I avoided my friends and my housemates. I got home from work, ate dinner in my room and crawled into bed early once again, much earlier than the night before.

I preferred to let sleep claim me and hope that it was dreamless.

My phone was beeping.

As I was pulled away from sleep I came to realise I was receiving an sms. Blinking through blurry sleep-addled vision I looked at the clock. It read 7:16am.

Who the hell was smsing me this early in the morning?

A message from Karly, my friend from work, was waiting for me.

He has returned.”

I tried to figure out who she was talking about. Jason had been the sick the previous day from work, but it didn’t really seem worth noting that he was in today. Confused. I sent a response asking her to be more specific.

The Bum!”

I sat bolt upright in bed.

The bum I’d given the money to, he wasn’t dead!

I leapt out of bed and threw on the first work clothes I could see. I then proceeded to sprint out the front door to my car and I sped into the city, my eyes noting that this detour was going to make me late for work.

I was always late for work, so I doubted anyone would notice.

I parked as quickly as possible and sprinted a block, running past the building the law firm was located in, my brain in no way registering that the girl who had shattered my confidence might see me.
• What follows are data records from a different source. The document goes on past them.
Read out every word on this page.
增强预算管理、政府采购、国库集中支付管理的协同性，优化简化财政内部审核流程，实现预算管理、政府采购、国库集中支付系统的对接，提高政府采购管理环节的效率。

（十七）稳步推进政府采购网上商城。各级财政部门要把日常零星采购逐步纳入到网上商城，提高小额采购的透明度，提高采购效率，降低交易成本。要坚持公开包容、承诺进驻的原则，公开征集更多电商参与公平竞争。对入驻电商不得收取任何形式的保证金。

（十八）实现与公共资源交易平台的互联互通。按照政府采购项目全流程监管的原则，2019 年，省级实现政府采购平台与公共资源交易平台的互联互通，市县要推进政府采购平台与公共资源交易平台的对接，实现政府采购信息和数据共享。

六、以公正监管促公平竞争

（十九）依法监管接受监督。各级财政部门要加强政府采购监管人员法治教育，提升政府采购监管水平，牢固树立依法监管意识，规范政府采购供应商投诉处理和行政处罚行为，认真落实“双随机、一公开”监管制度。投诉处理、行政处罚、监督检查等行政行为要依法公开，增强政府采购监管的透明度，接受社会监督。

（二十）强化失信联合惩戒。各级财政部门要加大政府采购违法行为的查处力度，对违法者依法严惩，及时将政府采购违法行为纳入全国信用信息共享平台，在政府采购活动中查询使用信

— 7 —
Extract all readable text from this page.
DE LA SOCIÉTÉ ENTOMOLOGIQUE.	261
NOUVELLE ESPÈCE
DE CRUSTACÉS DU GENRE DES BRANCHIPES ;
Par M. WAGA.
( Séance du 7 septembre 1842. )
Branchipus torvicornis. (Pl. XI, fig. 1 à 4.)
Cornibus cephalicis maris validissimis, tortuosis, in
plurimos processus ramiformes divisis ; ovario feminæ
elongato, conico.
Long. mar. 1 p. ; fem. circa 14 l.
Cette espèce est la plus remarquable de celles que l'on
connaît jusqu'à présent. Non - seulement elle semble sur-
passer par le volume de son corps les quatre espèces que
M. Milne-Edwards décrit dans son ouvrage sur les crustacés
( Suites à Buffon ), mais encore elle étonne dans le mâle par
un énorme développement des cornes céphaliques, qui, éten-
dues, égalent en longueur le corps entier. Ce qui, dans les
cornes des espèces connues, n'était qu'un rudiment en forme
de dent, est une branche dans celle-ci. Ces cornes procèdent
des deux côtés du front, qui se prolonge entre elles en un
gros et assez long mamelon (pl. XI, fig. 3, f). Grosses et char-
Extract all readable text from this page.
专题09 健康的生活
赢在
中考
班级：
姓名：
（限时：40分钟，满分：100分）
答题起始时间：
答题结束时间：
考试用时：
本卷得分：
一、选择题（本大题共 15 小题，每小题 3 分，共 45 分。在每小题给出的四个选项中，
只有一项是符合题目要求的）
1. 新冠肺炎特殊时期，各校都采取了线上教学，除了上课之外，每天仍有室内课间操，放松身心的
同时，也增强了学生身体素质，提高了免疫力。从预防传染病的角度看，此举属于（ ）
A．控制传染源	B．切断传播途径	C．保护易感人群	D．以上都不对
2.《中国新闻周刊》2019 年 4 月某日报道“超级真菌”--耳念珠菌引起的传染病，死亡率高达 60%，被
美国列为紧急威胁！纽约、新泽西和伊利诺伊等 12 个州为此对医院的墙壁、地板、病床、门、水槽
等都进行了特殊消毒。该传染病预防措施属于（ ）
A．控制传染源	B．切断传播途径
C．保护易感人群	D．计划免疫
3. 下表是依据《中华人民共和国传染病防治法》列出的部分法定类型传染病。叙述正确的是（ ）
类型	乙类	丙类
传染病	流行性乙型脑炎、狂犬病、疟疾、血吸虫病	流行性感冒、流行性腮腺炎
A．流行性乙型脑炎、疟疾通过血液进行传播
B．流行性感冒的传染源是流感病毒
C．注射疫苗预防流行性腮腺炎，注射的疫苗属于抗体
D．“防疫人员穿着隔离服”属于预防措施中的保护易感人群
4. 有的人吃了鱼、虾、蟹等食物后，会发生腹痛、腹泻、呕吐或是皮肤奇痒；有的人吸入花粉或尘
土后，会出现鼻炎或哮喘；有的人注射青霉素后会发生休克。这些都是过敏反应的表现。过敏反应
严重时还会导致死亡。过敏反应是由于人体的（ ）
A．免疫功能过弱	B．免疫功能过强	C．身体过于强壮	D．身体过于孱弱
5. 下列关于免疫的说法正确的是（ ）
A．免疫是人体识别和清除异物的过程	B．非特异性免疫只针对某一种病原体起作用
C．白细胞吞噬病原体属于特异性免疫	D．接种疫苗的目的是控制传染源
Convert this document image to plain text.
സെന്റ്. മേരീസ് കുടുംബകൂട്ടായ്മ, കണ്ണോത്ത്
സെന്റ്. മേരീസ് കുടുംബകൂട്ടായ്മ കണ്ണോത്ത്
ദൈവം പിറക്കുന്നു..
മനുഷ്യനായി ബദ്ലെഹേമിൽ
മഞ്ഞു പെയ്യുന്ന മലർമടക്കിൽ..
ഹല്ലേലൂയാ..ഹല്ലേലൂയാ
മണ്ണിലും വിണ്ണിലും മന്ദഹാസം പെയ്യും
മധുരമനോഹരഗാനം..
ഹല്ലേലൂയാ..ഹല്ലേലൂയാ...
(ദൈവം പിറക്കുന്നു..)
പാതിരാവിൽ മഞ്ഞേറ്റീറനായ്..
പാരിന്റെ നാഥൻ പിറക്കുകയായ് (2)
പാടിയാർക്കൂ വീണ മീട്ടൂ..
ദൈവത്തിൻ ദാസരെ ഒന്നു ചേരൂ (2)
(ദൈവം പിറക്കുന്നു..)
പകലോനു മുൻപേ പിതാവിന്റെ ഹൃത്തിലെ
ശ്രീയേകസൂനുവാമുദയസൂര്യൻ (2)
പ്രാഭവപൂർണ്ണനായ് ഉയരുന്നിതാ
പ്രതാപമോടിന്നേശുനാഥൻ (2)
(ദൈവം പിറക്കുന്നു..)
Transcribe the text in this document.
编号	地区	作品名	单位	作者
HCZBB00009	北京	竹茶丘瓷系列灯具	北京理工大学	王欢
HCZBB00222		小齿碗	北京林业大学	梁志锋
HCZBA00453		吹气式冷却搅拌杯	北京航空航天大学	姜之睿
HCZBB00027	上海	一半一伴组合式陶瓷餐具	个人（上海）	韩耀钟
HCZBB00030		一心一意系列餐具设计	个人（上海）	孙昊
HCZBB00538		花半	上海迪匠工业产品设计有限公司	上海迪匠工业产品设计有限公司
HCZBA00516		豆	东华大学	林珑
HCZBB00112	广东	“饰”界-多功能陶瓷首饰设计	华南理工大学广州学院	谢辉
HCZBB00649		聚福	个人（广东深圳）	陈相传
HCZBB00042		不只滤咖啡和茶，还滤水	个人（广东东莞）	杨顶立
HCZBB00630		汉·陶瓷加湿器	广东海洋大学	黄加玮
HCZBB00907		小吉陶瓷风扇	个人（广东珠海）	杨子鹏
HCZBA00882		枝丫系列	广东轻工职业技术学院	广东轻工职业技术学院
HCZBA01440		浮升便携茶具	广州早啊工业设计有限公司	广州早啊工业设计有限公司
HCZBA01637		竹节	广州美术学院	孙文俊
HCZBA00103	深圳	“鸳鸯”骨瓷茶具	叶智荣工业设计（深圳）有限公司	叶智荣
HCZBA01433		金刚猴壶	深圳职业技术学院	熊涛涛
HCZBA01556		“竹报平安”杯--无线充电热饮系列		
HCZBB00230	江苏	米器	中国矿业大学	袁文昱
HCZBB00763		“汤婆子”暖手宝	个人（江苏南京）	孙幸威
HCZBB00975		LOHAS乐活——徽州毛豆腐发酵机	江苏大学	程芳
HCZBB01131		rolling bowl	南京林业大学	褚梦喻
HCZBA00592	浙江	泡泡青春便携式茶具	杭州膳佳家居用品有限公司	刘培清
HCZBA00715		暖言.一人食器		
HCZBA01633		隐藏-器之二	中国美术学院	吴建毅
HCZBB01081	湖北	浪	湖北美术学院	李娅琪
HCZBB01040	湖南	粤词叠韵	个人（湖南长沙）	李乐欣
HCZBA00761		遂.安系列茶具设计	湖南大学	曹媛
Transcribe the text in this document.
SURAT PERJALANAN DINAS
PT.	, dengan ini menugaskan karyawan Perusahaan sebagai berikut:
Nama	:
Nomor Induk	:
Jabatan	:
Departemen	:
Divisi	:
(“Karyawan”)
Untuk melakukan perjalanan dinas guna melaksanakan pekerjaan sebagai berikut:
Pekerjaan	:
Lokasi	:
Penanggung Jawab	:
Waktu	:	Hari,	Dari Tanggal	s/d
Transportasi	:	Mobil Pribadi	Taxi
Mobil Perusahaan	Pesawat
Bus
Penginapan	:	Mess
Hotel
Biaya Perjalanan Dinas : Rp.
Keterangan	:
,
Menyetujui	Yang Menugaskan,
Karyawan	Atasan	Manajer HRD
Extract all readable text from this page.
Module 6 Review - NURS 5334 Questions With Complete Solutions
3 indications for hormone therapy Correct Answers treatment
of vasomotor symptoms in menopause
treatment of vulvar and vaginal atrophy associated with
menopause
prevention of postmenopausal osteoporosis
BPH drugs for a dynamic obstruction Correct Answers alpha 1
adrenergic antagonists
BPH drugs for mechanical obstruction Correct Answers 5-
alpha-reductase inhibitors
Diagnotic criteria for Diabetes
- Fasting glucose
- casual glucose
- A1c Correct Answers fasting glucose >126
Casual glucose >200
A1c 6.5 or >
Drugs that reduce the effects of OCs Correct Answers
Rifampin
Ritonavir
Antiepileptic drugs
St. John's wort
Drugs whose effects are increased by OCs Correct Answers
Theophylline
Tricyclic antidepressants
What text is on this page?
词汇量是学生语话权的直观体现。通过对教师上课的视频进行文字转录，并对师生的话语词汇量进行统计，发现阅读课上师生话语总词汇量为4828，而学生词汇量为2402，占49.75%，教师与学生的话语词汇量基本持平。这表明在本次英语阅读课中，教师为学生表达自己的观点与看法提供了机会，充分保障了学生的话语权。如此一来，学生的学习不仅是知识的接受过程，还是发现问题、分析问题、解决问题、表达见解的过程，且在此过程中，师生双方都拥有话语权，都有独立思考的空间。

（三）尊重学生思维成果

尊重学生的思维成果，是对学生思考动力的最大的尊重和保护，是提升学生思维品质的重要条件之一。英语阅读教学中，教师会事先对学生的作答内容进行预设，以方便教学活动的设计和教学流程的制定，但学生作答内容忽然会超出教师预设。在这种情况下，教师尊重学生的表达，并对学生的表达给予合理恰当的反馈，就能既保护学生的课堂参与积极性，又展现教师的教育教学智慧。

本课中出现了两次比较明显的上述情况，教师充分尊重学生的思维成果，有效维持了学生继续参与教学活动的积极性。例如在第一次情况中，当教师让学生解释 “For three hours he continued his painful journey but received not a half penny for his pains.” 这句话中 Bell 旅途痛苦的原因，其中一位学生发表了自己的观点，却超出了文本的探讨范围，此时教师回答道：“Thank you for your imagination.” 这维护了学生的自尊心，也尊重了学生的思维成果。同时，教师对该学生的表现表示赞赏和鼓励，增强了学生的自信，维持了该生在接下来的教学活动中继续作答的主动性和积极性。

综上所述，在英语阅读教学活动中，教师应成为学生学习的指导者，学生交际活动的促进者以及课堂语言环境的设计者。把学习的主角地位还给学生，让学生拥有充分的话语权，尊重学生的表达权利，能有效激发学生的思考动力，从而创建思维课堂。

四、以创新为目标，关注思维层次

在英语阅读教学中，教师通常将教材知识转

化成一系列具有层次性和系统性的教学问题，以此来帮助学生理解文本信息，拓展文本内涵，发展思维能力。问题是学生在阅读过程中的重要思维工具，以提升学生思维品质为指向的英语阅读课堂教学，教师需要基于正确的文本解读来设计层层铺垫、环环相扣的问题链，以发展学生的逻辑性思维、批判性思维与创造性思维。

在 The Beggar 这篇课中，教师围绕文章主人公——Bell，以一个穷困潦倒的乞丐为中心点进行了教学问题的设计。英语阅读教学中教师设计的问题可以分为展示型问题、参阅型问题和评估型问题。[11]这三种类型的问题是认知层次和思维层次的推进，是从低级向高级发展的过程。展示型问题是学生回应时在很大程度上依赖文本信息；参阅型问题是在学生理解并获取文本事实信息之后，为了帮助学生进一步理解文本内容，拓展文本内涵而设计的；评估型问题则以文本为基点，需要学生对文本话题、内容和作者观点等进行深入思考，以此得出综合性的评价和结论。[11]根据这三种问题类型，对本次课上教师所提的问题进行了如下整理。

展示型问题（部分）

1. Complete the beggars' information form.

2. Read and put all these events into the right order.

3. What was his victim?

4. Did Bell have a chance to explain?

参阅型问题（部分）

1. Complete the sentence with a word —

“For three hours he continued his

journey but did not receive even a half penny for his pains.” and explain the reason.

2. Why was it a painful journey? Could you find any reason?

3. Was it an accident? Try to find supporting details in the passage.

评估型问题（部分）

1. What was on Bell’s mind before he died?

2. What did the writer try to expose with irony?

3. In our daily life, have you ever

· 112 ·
My mind was focused on other thing. My mind was focused on the small string of hope I needed to survive.

It sounds strange but the previous few days had been nothing but a miserable fog. I needed Camille asking me to dance in tenth grade. I needed Danielle smiling at me that fateful moment I found out I’d gotten one lousy point lower than I needed to get into university.

Finally coming to a stop on a street corner just a short distance away from where I could see the homeless guy I’d given money to sitting with all his belongings in the world surrounding him.

The homeless guy was alive. ALIVE!

I was almost ready to go up and hug him, but I chose not to. Instead I walked back to my, humming to myself and filled with enthusiasm. The darkness of the last few days gone and light shining out from inside me, filled with confidence and hope for the future.

Which was good – because if Abigail was anything to go by then the next few crushes were going to be tough.